Venezuelan Families Abandoning Their Children in Colombia as Crisis Worsens

In this July 17, 2016 file photo, police stand guard as a Venezuelan woman crosses into Colombia through the Simon Bolivar bridge linking San Antonio del Tachira, Venezuela, with Cucuta, Colombia. President Juan Manuel Santos announced Thursday, Feb. 8, 2018, that more than 2,000 new officers will be dispatched to …
AP Photo/Ariana Cubillos

Growing numbers of Venezuelan parents are dumping their children in Colombian border towns as the failed socialist state’s humanitarian crisis continues to deepen.

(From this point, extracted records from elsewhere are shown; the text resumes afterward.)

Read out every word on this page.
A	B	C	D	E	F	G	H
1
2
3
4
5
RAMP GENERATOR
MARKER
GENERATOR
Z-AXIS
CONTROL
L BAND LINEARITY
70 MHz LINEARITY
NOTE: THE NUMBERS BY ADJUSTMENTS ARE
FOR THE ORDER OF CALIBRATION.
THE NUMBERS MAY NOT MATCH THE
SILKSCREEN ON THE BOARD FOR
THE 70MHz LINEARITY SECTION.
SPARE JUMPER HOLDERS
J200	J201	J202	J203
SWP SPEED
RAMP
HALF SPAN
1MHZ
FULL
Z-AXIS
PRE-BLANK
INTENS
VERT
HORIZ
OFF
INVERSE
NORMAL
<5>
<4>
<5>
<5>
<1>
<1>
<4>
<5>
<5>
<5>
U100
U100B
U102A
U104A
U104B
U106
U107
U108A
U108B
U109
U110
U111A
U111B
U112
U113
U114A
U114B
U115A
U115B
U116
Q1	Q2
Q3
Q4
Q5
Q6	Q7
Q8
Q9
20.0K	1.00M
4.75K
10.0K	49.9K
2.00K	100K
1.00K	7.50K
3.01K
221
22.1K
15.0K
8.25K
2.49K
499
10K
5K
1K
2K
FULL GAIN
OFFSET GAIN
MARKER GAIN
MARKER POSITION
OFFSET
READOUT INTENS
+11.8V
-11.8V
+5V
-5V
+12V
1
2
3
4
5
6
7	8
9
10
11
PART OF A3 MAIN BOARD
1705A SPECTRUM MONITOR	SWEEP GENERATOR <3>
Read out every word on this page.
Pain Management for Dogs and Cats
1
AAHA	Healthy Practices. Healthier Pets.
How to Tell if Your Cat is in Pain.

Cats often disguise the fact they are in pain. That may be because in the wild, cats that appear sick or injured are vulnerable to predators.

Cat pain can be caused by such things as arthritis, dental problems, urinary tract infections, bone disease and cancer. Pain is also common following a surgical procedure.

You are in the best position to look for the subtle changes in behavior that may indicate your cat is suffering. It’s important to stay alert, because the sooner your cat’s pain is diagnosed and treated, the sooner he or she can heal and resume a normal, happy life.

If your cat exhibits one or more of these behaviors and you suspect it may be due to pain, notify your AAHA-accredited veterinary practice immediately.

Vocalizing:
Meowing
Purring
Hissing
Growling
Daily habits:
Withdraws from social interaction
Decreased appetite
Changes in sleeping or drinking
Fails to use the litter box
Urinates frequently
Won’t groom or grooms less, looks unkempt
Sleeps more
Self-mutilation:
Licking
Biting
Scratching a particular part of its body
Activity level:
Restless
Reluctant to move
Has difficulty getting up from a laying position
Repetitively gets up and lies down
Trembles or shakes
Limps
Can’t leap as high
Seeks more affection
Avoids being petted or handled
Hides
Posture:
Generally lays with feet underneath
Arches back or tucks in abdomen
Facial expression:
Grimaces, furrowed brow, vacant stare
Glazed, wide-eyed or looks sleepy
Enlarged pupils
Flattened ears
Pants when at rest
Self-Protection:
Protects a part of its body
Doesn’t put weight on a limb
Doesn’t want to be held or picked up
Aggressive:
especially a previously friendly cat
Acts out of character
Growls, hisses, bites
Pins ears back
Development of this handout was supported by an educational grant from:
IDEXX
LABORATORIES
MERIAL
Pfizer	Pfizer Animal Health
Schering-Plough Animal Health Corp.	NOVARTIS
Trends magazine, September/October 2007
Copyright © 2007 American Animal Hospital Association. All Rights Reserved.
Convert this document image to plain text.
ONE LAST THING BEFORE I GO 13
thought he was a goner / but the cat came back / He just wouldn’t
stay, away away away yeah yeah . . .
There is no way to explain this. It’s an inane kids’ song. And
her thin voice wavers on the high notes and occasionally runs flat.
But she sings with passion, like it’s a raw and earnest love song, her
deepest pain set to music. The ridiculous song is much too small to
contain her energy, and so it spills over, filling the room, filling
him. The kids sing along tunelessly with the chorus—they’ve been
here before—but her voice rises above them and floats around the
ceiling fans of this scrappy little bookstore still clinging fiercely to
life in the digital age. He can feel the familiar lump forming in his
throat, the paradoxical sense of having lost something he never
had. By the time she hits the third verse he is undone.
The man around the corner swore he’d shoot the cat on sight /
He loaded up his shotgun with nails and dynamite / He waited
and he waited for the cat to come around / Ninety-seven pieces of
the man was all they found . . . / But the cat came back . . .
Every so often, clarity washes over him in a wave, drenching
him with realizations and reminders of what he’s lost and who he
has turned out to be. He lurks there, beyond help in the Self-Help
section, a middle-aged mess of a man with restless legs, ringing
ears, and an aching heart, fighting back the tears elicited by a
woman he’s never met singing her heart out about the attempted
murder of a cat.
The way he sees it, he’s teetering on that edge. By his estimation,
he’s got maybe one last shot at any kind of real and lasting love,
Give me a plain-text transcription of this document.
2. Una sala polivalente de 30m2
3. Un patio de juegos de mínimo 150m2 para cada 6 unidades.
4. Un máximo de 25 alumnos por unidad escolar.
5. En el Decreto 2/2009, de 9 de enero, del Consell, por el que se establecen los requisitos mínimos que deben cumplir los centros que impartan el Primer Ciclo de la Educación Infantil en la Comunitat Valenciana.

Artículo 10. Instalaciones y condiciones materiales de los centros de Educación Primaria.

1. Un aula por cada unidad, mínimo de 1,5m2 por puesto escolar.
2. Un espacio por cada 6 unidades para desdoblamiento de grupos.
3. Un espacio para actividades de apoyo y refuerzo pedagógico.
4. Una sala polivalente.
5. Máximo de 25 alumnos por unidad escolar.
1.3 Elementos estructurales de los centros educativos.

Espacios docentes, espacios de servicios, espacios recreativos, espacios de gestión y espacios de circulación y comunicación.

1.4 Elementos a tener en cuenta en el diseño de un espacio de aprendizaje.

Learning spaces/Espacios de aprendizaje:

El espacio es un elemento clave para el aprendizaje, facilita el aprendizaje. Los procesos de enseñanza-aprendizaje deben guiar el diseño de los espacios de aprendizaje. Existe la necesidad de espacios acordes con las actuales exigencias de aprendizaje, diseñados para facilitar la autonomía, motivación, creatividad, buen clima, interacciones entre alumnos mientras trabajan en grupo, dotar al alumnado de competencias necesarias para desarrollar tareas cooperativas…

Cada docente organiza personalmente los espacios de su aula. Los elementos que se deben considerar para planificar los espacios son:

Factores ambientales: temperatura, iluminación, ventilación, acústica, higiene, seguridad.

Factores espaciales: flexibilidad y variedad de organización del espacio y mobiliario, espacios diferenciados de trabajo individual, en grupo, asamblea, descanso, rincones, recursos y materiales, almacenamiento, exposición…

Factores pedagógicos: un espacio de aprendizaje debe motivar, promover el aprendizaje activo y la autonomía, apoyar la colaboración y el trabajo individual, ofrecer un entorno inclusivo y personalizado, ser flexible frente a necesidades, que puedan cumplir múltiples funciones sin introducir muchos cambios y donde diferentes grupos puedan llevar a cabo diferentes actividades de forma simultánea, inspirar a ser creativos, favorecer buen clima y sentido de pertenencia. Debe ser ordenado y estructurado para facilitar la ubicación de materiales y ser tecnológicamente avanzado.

El Nacional reports that 52 children have been rescued in the Colombian region of Norte de Santander, 22 of whom are without their parents and in need of assistance.

“This crisis that Venezuela is going through leaves us with heartbreaking situations,” said Colombian President Juan Manuel Santos on a recent visit to the region. “The director of the institute told us yesterday that there are 22 abandoned children in the street. Their parents do not care. It is a tragedy.”

“That is why, from here, I want to repeat to President Maduro that this is the results of his policies,” he continued. “It is not the fault of the Colombians and it is the result of his refusal to receive humanitarian aid that we have offered in all forms.”

Venezuelan Congressman Sergio Vergara, who represents Táchira state, added that authorities were trying to determine whether the children have relatives who can look after them.

“Without knowing the reasons why the parents would have left them to their fate, we want to know if they have relatives in Venezuela and if there are chances that those relatives will take care of them,” Vergara said.

“At this moment the assistance that Colombia can give them is paramount,” he continued. “However, there is no better place for a child than next to his family. What we want is to secure the situation and to verify who their relatives are so that they take charge of them.”

A total of 2,423 children under the age of five have already been taken into care after fleeing Venezuela, with Colombia agreeing to foot the bill.

“Regardless of the nationality, Colombian or Venezuelan, for all the conventions we sign and agreements we have with neighboring countries, the duty of ICBF is to protect and care for these children,” said Karen Abudinen, director of Lifeline Children’s Services.

The shocking revelations also come amid reports that parents are also abandoning their children at orphanages because they can no longer look after them, although no official statistics are available on the issue.

Thousands of Venezuelans are fleeing to neighboring countries such as Colombia and Brazil every day amid a political, economic, and humanitarian crisis that has left millions of people starving, and without basic living necessities. As dictator Nicolás Maduro continues to turn the once prosperous nation into a totalitarian socialist regime, there is little prospect of things improving in the near future.